FIG. 3 and FIG. 4 are also diagrams for explaining a method of determining the edge mirror set value, and FIG. 5 is similarly a cutting margin by the side shear when there is a portion exceeding the cutting margin constraint of the edge mirror. FIG. 6 is a plan view showing the set values, FIG. 7 is a process drawing showing an example of the configuration of an apparatus for carrying out the present invention, and FIG. For the purpose of explanation, a sectional view showing the state of the side shears during shearing of the steel plate, FIG. 9 is a diagram showing an example of the relationship between the shearing force of the shears and the knife gear, and FIG. 10 is
Sectional view showing the state when the steel plate is sheared when the knife gear cup is too small, FIG. 11 is a perspective view showing the sheared section by the side shear, FIG. 12 is a process diagram showing an edge mirror treatment example at the UO factory, FIG. 13 (A) and (B) are process diagrams showing the edge mirror treatment state in the steel sheet production line, FIG. 14 is a plan view for explaining the concept of CPC control, and FIG. 15 is a concept of EPC control.
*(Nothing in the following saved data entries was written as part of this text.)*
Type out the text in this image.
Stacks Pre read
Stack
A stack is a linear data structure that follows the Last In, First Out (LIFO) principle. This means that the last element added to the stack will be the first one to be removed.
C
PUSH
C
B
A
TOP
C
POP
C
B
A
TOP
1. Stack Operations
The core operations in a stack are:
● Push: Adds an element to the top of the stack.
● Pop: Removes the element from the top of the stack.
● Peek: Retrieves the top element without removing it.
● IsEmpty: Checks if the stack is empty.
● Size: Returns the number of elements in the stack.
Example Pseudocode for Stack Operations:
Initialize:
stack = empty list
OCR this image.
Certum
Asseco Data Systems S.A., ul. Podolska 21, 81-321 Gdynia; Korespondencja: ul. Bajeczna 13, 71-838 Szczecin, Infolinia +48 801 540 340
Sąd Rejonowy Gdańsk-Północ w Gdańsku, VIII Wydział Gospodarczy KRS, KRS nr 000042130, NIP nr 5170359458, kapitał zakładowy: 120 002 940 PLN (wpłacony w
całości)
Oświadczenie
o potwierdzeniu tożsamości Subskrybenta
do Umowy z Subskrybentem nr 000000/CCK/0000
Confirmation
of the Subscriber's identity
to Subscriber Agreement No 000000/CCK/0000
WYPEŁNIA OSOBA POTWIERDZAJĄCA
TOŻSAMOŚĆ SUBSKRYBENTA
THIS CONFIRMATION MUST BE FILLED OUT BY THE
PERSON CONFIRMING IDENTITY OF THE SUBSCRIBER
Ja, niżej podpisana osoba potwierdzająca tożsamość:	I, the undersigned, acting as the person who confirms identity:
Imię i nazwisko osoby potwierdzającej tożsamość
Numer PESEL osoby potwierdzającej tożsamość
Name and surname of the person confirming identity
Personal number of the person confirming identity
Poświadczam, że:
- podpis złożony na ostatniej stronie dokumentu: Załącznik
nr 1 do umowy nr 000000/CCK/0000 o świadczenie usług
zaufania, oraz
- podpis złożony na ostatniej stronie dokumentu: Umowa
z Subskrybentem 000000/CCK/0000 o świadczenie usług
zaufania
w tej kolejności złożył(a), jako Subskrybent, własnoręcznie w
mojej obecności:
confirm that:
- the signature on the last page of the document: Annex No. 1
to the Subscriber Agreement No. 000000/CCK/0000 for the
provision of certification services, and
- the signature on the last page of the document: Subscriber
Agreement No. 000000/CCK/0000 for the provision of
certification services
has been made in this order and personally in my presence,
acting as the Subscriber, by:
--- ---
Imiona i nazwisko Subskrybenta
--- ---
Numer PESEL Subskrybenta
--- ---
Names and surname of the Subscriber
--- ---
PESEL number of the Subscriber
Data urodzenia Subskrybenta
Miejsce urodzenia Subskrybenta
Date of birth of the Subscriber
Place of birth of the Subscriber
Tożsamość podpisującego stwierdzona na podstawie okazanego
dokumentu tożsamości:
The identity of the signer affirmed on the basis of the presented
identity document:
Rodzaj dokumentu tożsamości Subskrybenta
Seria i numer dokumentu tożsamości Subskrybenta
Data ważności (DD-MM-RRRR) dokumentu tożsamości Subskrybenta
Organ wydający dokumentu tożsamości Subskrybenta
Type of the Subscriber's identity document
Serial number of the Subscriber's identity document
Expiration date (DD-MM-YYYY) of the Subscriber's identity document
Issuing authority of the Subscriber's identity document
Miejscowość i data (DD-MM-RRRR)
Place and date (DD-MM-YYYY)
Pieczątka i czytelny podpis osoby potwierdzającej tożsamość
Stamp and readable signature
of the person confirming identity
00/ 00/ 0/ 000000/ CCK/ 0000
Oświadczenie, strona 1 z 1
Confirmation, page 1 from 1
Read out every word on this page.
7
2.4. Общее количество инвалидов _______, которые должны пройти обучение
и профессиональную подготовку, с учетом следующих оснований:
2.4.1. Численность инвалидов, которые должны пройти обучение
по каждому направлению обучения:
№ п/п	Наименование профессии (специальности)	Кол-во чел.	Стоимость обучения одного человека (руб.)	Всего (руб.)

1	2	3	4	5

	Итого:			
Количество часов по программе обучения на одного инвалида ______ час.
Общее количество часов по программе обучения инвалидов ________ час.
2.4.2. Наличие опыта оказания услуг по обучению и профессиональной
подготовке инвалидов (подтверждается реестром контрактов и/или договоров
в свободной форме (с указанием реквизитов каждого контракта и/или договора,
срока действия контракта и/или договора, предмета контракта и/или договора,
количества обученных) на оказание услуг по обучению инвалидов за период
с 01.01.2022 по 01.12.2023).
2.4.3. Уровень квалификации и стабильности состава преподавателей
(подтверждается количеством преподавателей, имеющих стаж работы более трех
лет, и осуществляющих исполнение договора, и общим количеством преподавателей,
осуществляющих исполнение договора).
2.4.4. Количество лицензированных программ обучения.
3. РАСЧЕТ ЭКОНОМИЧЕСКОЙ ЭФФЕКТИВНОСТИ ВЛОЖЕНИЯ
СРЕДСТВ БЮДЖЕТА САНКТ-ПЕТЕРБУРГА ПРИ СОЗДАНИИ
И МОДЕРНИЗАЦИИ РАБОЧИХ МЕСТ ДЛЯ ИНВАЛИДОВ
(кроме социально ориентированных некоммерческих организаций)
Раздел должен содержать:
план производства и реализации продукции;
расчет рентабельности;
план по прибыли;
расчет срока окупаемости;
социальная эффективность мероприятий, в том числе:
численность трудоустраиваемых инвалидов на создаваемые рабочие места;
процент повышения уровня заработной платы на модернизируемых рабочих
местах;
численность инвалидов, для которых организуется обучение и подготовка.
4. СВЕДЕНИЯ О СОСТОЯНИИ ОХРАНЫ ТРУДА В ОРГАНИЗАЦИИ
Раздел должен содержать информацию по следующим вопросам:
FIG. 16 is a plan view for explaining the above, and FIG. 16 is a diagram for explaining the cutting ability of the edge mirror. 10 …… Steel plate, 22 …… edge mirror, 24 …… cutter, 30 …… planar shape recognition device, 32 …… side shear, 34 …… edge mirror, 36 …… control device.

Claims (1)

(57) [Claims] 1. At the time of cutting by an edge mirror which cuts an end surface of a work piece by a rotating cutter, plane shape data of the work piece is measured using a plane shape recognizing device provided upstream of the edge mirror, and the plane shape is measured. If the minimum width in the data is larger than the product width upper limit tolerance, the cutting width obtained based on the minimum width and the cutting width obtained based on the product width upper limit tolerance,
The cutting width or cutting allowance by the edge mirror is determined so that whichever is smaller becomes the cutting width of the edge mirror. On the other hand, when the minimum width in the plane shape data is smaller than the product width upper limit tolerance, the minimum The cutting width obtained based on the value is the cutting width of the edge mirror, the cutting width or the cutting allowance by the edge mirror is determined, and further, a portion having a width exceeding the cutting constraint of the edge mirror is defined as the plane shape recognition device. A method for cutting an edge mirror, which comprises shearing with a side shear arranged between the edge mirrors.